The set of satellite tags wasleft over from the successful 2012 swordfish (broadbill) tagging project and are typically worth several thousand dollars each. The technology allows for the attached tag to record and transmit information on movement, locations and more. “I’m thrilled that MMR has shown support for my research by donating these tags. I am not paid to do this research and rely on grant funding to achieve my research aims, so the donation of these tags absolutely contributes to understanding how to better manage migratory sharks not just in the Cooks, but in the greater Pacific,” says Cramp.
MMR Secretary Ben Ponia says the ministry is keen to see more research on sharks conducted in our waters.
“We are confident that the tags used in this study will contribute to ongoing research in the region that will strengthen the conservation and management measures for sharks in our region,” says Ponia.
Cramp co-championed the Cook Islands Shark Sanctuary project while volunteering for Pacific Islands Conservation Initiative (PICI). Government introduced regulations in December 2012 banning the import, export, sale, trade, barter, transhipment and possession of any part of a shark in the Cooks Exclusive Economic Zone (EEZ).
“Throughout the campaign and in my work in marine conservation, I realised a big gap in scientific data in understanding movement patterns of highly migratory species within marine reserve boundaries. In other words, are the big marine reserves protecting the species we want them to? If not, how can we better develop conservation and management policies to do the job they are meant to?” says Cramp.
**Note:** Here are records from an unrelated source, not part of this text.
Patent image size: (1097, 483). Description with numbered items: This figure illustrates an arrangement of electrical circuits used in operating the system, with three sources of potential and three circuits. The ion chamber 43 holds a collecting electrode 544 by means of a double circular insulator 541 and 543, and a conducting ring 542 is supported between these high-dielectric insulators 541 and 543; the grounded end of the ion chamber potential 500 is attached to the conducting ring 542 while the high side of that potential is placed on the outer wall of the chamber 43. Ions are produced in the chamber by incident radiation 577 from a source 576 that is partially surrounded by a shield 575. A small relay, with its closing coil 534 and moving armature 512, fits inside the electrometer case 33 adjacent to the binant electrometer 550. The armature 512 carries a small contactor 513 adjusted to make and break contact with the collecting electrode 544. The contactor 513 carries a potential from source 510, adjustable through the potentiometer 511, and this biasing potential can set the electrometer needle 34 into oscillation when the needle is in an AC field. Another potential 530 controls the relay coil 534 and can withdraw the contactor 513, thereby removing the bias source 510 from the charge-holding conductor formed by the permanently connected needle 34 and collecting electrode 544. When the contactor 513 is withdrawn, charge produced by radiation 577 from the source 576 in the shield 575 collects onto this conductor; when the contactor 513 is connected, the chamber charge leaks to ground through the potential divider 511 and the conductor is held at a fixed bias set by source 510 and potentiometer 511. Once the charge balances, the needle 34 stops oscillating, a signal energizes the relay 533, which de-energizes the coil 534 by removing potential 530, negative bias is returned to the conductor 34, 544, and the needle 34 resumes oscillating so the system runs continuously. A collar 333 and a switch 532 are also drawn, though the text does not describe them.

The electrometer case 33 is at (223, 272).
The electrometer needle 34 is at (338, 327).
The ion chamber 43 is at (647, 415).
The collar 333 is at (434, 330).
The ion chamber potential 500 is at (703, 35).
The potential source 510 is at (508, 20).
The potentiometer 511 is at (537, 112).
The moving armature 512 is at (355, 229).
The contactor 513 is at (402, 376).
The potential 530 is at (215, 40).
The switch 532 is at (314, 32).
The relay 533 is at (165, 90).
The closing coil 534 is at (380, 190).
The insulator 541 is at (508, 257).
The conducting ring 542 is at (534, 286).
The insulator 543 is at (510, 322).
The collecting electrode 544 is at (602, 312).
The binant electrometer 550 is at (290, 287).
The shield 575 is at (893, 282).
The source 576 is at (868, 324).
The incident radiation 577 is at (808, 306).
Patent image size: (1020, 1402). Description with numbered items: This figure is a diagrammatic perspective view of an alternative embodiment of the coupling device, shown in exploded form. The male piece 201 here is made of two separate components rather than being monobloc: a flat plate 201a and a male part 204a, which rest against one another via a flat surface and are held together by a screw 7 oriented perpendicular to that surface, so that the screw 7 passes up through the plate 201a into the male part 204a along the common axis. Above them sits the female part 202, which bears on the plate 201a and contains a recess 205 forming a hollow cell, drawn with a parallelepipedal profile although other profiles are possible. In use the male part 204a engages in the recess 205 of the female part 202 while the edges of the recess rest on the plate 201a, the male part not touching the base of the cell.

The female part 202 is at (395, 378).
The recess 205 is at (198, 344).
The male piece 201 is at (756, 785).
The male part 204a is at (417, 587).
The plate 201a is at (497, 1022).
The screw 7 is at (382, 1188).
To answer these questions Cramp is currently pursuing a PhD at James Cook University in Queensland, Australia.
“The tags will be used as part of my research to understand the effectiveness of large marine reserves on wide-ranging (highly migratory) sharks. I’m targeting two commercially caught species in the Western and Central Pacific Ocean: oceanic white tip sharks and silky sharks. Both species are present in the Cooks and both are highly migratory meaning they travel very long distances.”
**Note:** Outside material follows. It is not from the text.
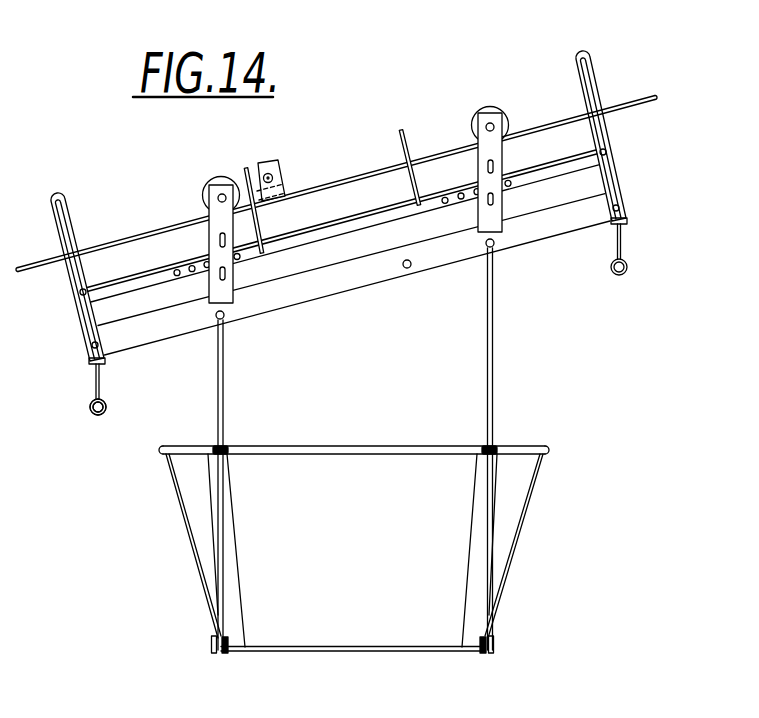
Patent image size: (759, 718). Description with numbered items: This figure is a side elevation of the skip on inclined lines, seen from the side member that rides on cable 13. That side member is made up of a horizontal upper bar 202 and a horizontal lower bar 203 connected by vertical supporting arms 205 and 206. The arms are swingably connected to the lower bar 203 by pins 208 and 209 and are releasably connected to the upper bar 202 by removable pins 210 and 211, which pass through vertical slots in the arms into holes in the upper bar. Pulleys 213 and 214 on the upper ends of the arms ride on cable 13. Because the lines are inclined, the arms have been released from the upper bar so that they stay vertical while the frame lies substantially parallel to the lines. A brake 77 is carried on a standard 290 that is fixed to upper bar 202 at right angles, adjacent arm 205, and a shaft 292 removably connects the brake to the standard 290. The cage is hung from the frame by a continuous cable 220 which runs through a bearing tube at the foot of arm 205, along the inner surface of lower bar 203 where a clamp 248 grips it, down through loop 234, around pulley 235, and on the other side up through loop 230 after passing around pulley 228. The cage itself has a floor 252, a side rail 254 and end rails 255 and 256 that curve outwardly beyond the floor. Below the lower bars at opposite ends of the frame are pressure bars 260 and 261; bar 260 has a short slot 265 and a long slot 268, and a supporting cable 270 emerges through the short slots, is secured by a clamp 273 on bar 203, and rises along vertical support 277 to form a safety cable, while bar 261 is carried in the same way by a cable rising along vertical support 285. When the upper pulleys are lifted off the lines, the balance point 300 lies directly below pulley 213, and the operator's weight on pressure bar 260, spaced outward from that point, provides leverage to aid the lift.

She is passionate about stopping the over-exploitation of sharks and the degradation of our oceans, and through her new organisation, Sharks Pacific, Cramp aims to understand the importance of sharks in Pacific communities, and to advocate for the conservation and responsible management of sharks and the related marine environment through research, outreach and advocacy.
Cramp’s research is the first of its kind in the region and she will work alongside locals to understand the presence, abundance and movement patterns of sharks in our waters. “Through my research, I hope to be able to understand how to better mitigate the interaction of sharks and fishermen in the Cooks,” she says.
Cramp was named an “Emerging Explorer’’ by National Geographic in 2015 as a result of her marine conservation work in the region, including the Cook Islands. She will conduct the study under a Cook Islands research permit and use a range of underwater technology to compliment the information from the satellite tagging.